Peter Edward Cheal (1846 - 12 January 1931) was a prominent surveyor in the settlement of New Zealand during the mid and late 19th century.

==Biography==

===London===
Peter Edward Cheal was born and educated in London, where he trained as a mining engineer and surveyor and joined the Middlesex Engineering Volunteers.

===New Zealand===

====Auckland====
He emigrated to New Zealand in 1864 aboard the "Eagle Speed", and in 1865 joined the Survey Department in Auckland, assisting the Transport Corps during the Waikato campaign. He was licensed under the Native Land Act in 1865, and gazetted in 1870, spending much of the late 1860s surveying in the Thames goldfield and in Native Land Surveys.

====Waimate Plains====
In 1871 Cheal was appointed to the Waimate Plains in South Taranaki, where he was in charge of six survey parties, which consisted of 100 men each. Here Cheal and his parties came into conflict with Taranaki Māori under the leadership of Te Whiti and Tohu, who had Mr. Cheal and his staff placed in carts and removed from the plains. An Armed Constabulary unit numbering 800 men was sent to restore order, and with their protection the surveyors resumed their work.

====Faith and family====
Cheal was married to Eliza Shalders on 3 January 1876. Together they had four children; Ethel, May, Alfred and Ernest.
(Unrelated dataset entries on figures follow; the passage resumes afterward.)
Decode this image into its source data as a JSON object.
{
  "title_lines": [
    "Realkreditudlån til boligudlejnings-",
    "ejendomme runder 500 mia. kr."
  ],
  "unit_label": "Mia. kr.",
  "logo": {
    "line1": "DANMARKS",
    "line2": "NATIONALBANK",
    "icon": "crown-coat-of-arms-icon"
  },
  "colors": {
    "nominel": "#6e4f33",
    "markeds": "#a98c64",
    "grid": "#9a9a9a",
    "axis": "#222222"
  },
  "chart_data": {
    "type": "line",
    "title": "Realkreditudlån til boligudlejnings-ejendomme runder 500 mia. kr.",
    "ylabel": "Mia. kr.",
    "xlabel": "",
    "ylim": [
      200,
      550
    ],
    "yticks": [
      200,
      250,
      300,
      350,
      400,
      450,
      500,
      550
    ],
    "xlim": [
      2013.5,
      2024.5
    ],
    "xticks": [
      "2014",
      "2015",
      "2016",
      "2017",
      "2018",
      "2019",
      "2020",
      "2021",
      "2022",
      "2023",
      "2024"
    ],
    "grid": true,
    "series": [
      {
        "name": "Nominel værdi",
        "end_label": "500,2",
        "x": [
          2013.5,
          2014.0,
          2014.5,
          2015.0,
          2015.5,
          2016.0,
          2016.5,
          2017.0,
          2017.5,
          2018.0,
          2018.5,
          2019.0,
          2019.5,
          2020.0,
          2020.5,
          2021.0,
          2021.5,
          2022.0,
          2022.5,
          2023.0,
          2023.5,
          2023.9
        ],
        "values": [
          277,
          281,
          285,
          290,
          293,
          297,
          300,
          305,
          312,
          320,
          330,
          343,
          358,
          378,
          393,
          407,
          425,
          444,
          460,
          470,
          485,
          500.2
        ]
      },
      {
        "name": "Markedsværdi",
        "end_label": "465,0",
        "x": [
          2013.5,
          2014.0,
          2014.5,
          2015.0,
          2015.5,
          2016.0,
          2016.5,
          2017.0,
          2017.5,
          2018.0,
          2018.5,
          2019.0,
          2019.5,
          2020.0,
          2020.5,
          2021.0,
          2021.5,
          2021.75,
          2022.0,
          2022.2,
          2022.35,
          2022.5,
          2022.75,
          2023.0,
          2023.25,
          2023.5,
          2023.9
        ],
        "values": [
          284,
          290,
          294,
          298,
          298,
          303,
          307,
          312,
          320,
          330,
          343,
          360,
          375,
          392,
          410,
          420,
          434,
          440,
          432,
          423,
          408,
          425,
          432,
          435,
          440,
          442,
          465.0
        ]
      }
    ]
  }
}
Eliza was the daughter of leading Baptist minister Richard Barcham Shalders, the founder of the Auckland Baptist Tabernacle and the New Zealand branch of the YMCA. Cheal himself was a devout Christian, and would often hold evangelical services as part of his visitations to various surveying camps.

====Taranaki====
During the mid-late 1870s Cheal was involved with Edwin Stanley Brookes, Jnr. in the surveying of land on the eastern side of the mountain, surveying the town of Inglewood in 1875, and laying out the town of Stratford in 1879, where the nearby Cheal Road takes its name from the surveyor.
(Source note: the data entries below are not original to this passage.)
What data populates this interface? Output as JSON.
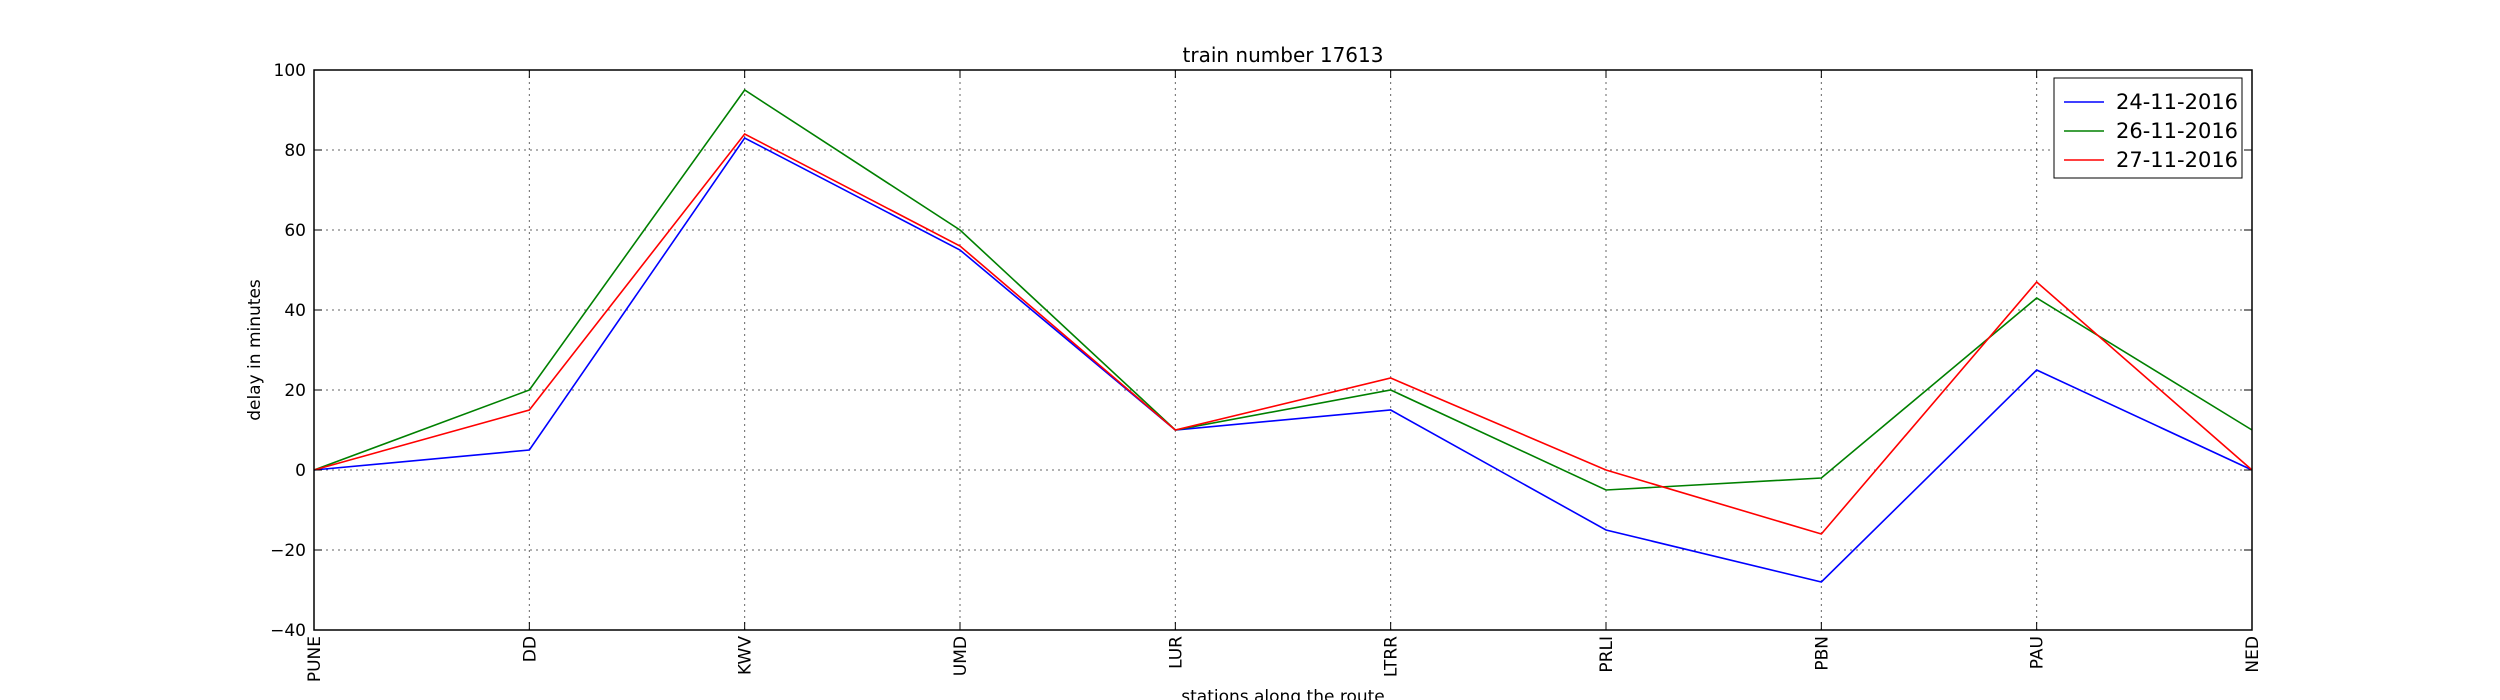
{
  "chart_data": {
    "type": "line",
    "title": "train number 17613",
    "xlabel": "stations along the route",
    "ylabel": "delay in minutes",
    "categories": [
      "PUNE",
      "DD",
      "KWV",
      "UMD",
      "LUR",
      "LTRR",
      "PRLI",
      "PBN",
      "PAU",
      "NED"
    ],
    "ylim": [
      -40,
      100
    ],
    "yticks": [
      -40,
      -20,
      0,
      20,
      40,
      60,
      80,
      100
    ],
    "ytick_labels": [
      "−40",
      "−20",
      "0",
      "20",
      "40",
      "60",
      "80",
      "100"
    ],
    "grid": true,
    "legend_position": "top-right",
    "series": [
      {
        "name": "24-11-2016",
        "color": "#0000ff",
        "values": [
          0,
          5,
          83,
          55,
          10,
          15,
          -15,
          -28,
          25,
          0
        ]
      },
      {
        "name": "26-11-2016",
        "color": "#008000",
        "values": [
          0,
          20,
          95,
          60,
          10,
          20,
          -5,
          -2,
          43,
          10
        ]
      },
      {
        "name": "27-11-2016",
        "color": "#ff0000",
        "values": [
          0,
          15,
          84,
          56,
          10,
          23,
          0,
          -16,
          47,
          0
        ]
      }
    ]
  }
}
In 1881 Cheal took part in the march on Parihaka as a member of the Hāwera Cavalry.

====Return to Auckland====
In the 1880s Cheal returned to Thames where he was appointed in charge of the local Survey Office, and in 1886 he moved to Auckland where he established a private practice as a mining engineer and surveyor. He became a member of the New Zealand Institute of Surveyors in 1890. He was actively engaged in various parts of the Coromandel Peninsula during the mining boom of 1895, and continued his private practice in Auckland until 1919.

====Death and legacy====
Cheal died aged 84 years in Auckland in 1931. His son Alfred W. Cheal, and grandson Laurence H. Cheal, also went on to become surveyors and members of the New Zealand Institute of Surveyors.